Chaque femme vit différemment ses règles, je ne vous apprends rien. Certaines ont mal, d’autres pas du tout, d’autres encore souffrent le martyre. Je me situe dans la troisième catégorie. Je ne vais pas extrapoler sur les causes en général car je ne suis pas médecin ; je vais tout simplement vous parler de mon cas et de comment je gère les douleurs de règles, en espérant que cela pourra vous être utile. 

Avec mes vilaines, c’est pas rigolo tous les jours. Déjà le syndrome prémenstruel n’est pas une partie de plaisir mais, pour moi, le cauchemar commence et se termine généralement le premier jour. La douleur est telle qu’elle entraîne nausées, chute de tension et perte de connaissance. Que du bonheur, quoi !

Les causes ?

Ces douleurs peuvent avoir des causes nombreuses et diverses. La meilleure chose est de consulter une/un gynécologue, qui pourra les identifier (NB : doctissimo n’est PAS gynécologue).

Toutefois il faut savoir que le stress joue un rôle énorme dans tout ce mécanisme-là. Les périodes de surmenage se soldent, pour ma part, pas des douleurs menstruelles insoutenables. Ca vaut peut-être le coup de se demander si tout roule dans notre quotidien et d’évacuer au maximum les éléments anxiogènes.

Les solutions ?

Là où j’ai de la chance, c’est que j’ai beau me shooter au doliprane ou au spasfon, rien n’y fait. Chance, j’ai dit ? Hahaha … Il a donc fallu que je trouve des astuces pour survivre à ces douleurs sans l’aide de médicaments.
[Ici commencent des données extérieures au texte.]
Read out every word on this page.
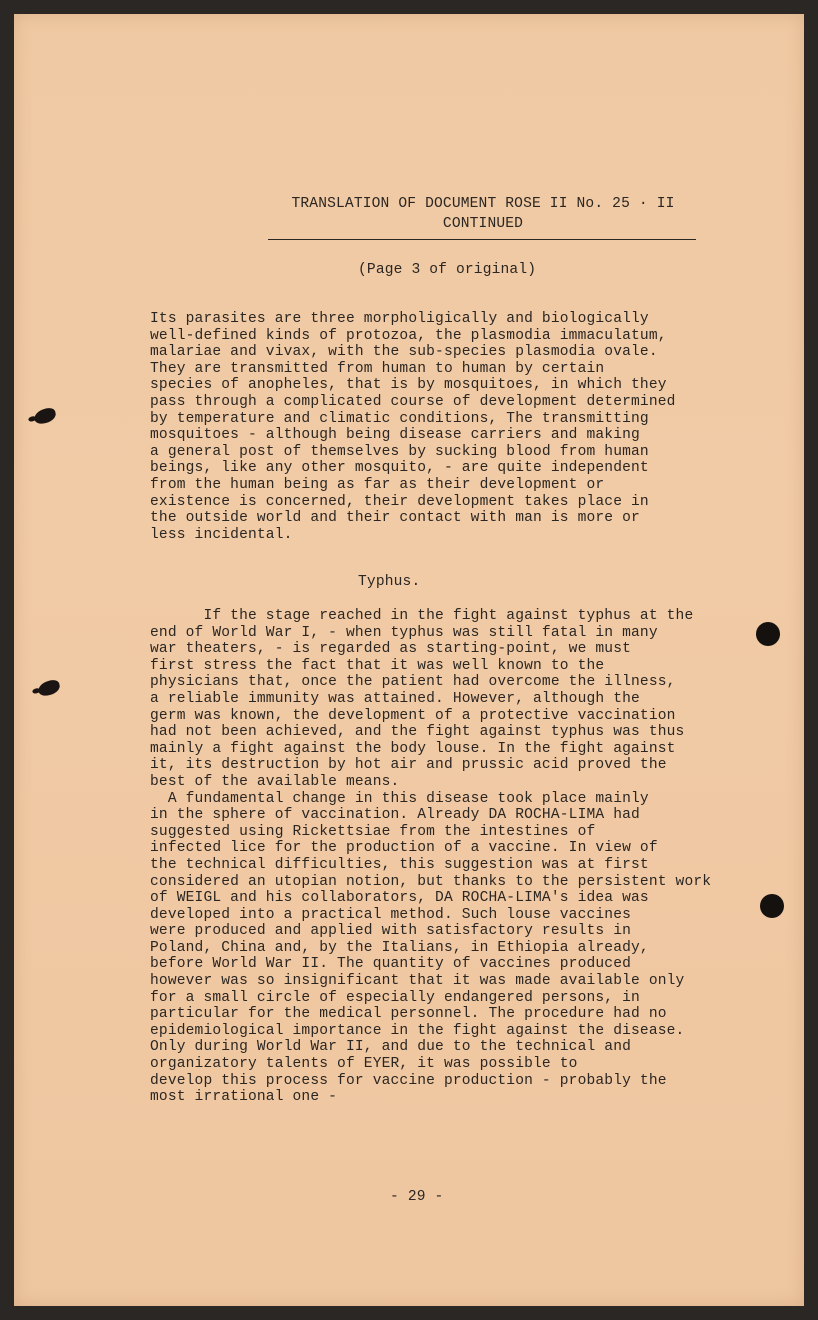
TRANSLATION OF DOCUMENT ROSE II No. 25 · II
CONTINUED
(Page 3 of original)
Its parasites are three morpholigically and biologically
well-defined kinds of protozoa, the plasmodia immaculatum,
malariae and vivax, with the sub-species plasmodia ovale.
They are transmitted from human to human by certain
species of anopheles, that is by mosquitoes, in which they
pass through a complicated course of development determined
by temperature and climatic conditions, The transmitting
mosquitoes - although being disease carriers and making
a general post of themselves by sucking blood from human
beings, like any other mosquito, - are quite independent
from the human being as far as their development or
existence is concerned, their development takes place in
the outside world and their contact with man is more or
less incidental.
Typhus.
If the stage reached in the fight against typhus at the
end of World War I, - when typhus was still fatal in many
war theaters, - is regarded as starting-point, we must
first stress the fact that it was well known to the
physicians that, once the patient had overcome the illness,
a reliable immunity was attained. However, although the
germ was known, the development of a protective vaccination
had not been achieved, and the fight against typhus was thus
mainly a fight against the body louse. In the fight against
it, its destruction by hot air and prussic acid proved the
best of the available means.
A fundamental change in this disease took place mainly
in the sphere of vaccination. Already DA ROCHA-LIMA had
suggested using Rickettsiae from the intestines of
infected lice for the production of a vaccine. In view of
the technical difficulties, this suggestion was at first
considered an utopian notion, but thanks to the persistent work
of WEIGL and his collaborators, DA ROCHA-LIMA's idea was
developed into a practical method. Such louse vaccines
were produced and applied with satisfactory results in
Poland, China and, by the Italians, in Ethiopia already,
before World War II. The quantity of vaccines produced
however was so insignificant that it was made available only
for a small circle of especially endangered persons, in
particular for the medical personnel. The procedure had no
epidemiological importance in the fight against the disease.
Only during World War II, and due to the technical and
organizatory talents of EYER, it was possible to
develop this process for vaccine production - probably the
most irrational one -
- 29 -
(Un conseil au passage : ne prenez pas de médicaments sur ordonnance sans ordonnance. Ca peut paraître concon, mais j’ai vu beaucoup de gens le faire – moi itou jadis).

Il n’y a pas de secret, le meilleur des remèdes est souvent le sommeil. Je sais, dormir quand on a un mal de chien, c’est plus facile à écrire qu’à faire. Voici donc mes petites astuces pour soulager la douleur :

Prenez congé 

Vous ne vous sentez déjà pas bien ou vous sentez que ça va barder, rentrez chez vous. Pas la peine de persister dans ce que vous faites si c’est pour vous retrouver à vous tortiller de douleur sur le sol. Et je parle de ces douleurs qui vous empêchent même de vous tenir debout et qui vous donne envie de sauter du 456e étage.

Mettez-vous au calme et au chaud

Dans le lit, sous la couette, contre des coussins, lumière éteinte (ou pas, ca dépend des gens). Préparez-vous un véritable cocon, ça vous aidera à vous endormir et donc à calmer la douleur.

Hydratez-vous

Je sais, boire quand on a très mal peut donner la nausée. Cependant, votre corps est malmené, vous transpirez, vous avez donc besoin de bien vous hydrater pour soulager au mieux votre organisme. Si vous le pouvez, faites-vous préparer une tisane aux plantes avec une cuillère à soupe de miel (un peu de sucre vous fera du bien). NB. : la sauge est un antispasmodique naturel, vous pouvez la trouver en tisane (sinon vous pouvez en appliquer sur le ventre sous forme d’huile essentielle mélangée à une huile de massage).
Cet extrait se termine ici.